What do you play when you’re the follow-up act to the SF Symphony’s performance of Brahms Symphony No. 4?

If you’re Bay Area cellist Alex Kelly, performing in front of a post-concert, classical-music-loving crowd Friday night, you launch into a little ditty called, “Play That Funky Cello White Boy.” It’s a jaunty jazz solo that sounds a lot like, well, White Cherry’s ’70s pop hit “Play that Funky Music.”

Kelly was performing at the inaugural event in the Davies After Hours series, a monthly post-performance gathering on the top lobby floor of the symphony hall. In the lounge-like atmosphere with warm pink lighting, a cash bar, and calla lily displays, the guests –a mix of concertgoers and symphony musicians still dressed in their tuxedo tails — mingled and chattered in the informal setting, cocktails and champagne in hand.

If this seems like a markedly different tone from the evening’s previous symphony performance, when you could’ve heard a pin drop between acts, that’s exactly what SF Symphony’s Louisa Spier, says the event organizers were going for. “People can mingle and talk,” she said. “You can hang out with your friends and chat about the concert, as well as enjoy this musical group.”

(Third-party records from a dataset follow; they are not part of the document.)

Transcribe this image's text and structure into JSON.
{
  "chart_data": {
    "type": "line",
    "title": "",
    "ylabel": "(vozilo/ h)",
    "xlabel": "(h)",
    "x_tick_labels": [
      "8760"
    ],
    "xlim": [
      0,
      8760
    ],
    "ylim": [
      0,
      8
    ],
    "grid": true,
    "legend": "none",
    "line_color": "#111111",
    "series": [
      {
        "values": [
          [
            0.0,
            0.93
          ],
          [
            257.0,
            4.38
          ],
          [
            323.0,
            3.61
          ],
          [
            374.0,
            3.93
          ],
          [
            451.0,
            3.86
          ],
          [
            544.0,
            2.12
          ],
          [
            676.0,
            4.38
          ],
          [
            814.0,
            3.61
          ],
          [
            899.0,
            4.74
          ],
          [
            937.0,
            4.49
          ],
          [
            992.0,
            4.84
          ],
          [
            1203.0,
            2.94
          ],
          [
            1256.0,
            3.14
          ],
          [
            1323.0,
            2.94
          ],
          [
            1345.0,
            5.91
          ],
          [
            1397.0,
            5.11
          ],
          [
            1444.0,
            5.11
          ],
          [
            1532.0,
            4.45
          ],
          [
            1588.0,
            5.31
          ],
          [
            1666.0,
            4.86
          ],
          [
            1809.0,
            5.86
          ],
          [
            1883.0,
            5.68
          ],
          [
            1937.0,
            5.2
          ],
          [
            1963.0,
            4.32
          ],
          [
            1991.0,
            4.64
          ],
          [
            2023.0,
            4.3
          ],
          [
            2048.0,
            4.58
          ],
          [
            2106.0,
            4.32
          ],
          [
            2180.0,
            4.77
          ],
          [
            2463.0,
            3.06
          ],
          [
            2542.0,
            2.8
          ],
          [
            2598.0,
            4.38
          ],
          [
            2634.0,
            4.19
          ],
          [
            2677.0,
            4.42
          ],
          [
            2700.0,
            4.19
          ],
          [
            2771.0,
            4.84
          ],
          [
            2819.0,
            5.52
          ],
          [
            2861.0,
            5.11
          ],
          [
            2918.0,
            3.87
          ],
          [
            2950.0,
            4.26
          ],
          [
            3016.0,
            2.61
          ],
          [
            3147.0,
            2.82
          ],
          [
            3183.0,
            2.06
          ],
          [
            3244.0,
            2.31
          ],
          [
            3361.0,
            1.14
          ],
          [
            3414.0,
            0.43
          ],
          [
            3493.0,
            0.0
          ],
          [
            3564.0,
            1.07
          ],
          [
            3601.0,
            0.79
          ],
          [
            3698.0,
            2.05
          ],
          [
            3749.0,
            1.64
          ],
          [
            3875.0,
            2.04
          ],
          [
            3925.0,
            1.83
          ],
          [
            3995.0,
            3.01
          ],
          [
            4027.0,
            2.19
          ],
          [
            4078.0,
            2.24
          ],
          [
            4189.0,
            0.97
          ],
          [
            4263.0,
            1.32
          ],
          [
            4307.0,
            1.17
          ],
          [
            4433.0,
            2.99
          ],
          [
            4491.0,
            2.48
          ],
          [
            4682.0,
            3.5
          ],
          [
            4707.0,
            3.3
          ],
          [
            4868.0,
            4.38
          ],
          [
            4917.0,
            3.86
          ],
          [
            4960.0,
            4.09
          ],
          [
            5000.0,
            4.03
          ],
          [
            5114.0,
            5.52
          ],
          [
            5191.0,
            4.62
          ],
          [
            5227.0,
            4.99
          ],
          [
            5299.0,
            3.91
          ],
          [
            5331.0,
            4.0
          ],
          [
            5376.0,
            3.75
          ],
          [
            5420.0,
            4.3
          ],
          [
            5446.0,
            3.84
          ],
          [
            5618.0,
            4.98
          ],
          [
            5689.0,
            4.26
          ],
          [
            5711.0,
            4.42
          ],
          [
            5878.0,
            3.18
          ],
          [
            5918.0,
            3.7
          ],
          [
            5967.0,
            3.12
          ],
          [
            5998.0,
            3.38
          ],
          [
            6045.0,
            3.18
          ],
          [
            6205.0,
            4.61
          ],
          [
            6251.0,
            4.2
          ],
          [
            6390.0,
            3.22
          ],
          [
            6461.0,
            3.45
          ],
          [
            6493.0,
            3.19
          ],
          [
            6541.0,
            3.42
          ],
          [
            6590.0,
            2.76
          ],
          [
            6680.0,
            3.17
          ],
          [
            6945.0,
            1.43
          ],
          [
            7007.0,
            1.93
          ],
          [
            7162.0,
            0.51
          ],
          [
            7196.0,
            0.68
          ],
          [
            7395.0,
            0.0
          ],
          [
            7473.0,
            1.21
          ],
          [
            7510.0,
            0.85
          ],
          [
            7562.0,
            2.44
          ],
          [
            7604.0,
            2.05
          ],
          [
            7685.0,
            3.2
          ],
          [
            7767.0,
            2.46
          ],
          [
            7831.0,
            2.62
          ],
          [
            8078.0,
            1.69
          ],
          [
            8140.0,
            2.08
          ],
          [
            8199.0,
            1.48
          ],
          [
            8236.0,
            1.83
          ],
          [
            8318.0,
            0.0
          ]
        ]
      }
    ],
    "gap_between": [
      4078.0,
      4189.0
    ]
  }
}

In recent years, a dominant trend among cultural institutions is hosting after-hour events. The Guggenheim in New York has its Art After Dark series, a late night event where you can sip cocktails and listen to live DJs while exploring the artwork. The Art Institute in Chicago has After Dark, a variation of the same. And here in SF, every Thuursday the Academy of Sciences hosts NightLife, a 21 and over venue.

For the SF Symphony, one objective behind the Davies After Hours series is attracting a younger audience to the symphony (the event series is open only to concert-goers). “I think younger people like to go out and go to multiple places in a night,” Spier said. “They can go to a concert and go to a club afterward, so we thought we could do that all-in-one right here.”

The musical acts chosen to play at the series are decidedly more contemporary, but their performances correspond loosely to the evening’s earlier performances. Kelly, for instance, was chosen to complement Michael Grebanier, the featured cellist in the evening’s performance of Ernest Bloch’s 1916 “Schelomo.” Next month, the series will host NTL, a power rock band formed by some of the symphony musicians.

As the night wore on, the Mark Growden Sextet joined Kelly onstage to continue their jazzy renditions. One of the sextet members pulled out a hollow bicycle handlebar (saved from the ’80s, he noted), which he then proceeded to blow into, producing an eerie flute-like sound.

For a moment, the crowd was mesmerized. It was certainly not Brahms, but it was definitely one of the newest things they’d heard that evening.